Из Томского лагеря в сопровождении конвоира, одетого не по форме, а в обычный штатский костюм, в пассажирском вагоне третьего класса я была направлена в Новосибирскую следственную тюрьму. Там, в Новосибирске, в то время находился 3-й следственный отдел Сиблага НКВД, где вели следствие по вновь созданным уже в лагере делам или доследствие по первому делу. Результат, как правило, был печальным: увеличение срока или расстрел. Перед отправкой из лагеря в этап меня недолго продержали в Томской тюрьме, где предупредили, что общение с пассажирами мне запрещается. В вагоне я почувствовала, что этот запрет никак меня не ущемлял: потребности в разговорах с пассажирами и так не было, между нами лежала пропасть, очевидно, всегда отделявшая мир за решеткой от мира за пределами тюрьмы. По крайней мере у меня было именно такое ощущение.
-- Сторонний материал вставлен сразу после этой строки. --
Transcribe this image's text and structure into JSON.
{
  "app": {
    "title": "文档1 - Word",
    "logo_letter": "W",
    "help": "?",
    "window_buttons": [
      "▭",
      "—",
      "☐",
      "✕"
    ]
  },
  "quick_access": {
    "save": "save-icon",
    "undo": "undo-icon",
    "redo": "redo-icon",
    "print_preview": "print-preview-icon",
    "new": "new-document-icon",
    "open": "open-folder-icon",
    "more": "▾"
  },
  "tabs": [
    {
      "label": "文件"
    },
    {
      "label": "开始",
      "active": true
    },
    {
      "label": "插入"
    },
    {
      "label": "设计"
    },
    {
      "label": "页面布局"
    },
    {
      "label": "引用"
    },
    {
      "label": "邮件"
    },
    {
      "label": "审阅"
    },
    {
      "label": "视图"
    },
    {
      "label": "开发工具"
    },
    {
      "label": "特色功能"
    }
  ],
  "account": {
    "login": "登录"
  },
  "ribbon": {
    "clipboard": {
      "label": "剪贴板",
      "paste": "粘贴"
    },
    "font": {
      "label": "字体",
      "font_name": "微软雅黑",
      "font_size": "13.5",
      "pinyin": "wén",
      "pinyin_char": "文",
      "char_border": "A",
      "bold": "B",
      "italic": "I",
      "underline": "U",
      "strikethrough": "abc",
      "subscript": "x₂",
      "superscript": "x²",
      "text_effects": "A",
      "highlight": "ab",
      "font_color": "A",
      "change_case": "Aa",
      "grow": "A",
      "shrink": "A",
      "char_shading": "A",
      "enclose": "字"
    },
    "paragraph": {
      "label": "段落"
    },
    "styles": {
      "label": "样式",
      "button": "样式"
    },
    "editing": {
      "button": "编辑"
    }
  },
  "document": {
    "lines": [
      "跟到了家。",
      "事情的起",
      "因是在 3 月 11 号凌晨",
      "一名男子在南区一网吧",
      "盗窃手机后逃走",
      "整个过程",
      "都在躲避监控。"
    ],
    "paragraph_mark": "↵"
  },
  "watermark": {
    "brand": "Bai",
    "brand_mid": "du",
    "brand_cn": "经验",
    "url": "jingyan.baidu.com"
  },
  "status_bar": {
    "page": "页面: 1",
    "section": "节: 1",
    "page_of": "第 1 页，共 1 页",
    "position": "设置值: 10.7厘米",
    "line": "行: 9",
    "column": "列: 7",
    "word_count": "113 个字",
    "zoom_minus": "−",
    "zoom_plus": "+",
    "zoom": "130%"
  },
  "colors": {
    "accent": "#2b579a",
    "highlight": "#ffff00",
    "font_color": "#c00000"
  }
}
Никто из пассажиров не понимал моего положения, все были заняты своими разговорами и не обращали на меня внимания. Лишь один длиннобородый старик пристально смотрел в мою сторону, на мое истощенное, бледное лицо, на лежавшую рядом шубку (в мае – не по сезону), полусгоревшую в дезинфекционных камерах этапных тюрем, на казавшийся по тем временам шикарным кожаный чемодан, привезенный Н. И. из Лондона в 1931 году, когда он был там на Международном конгрессе по науке и технике.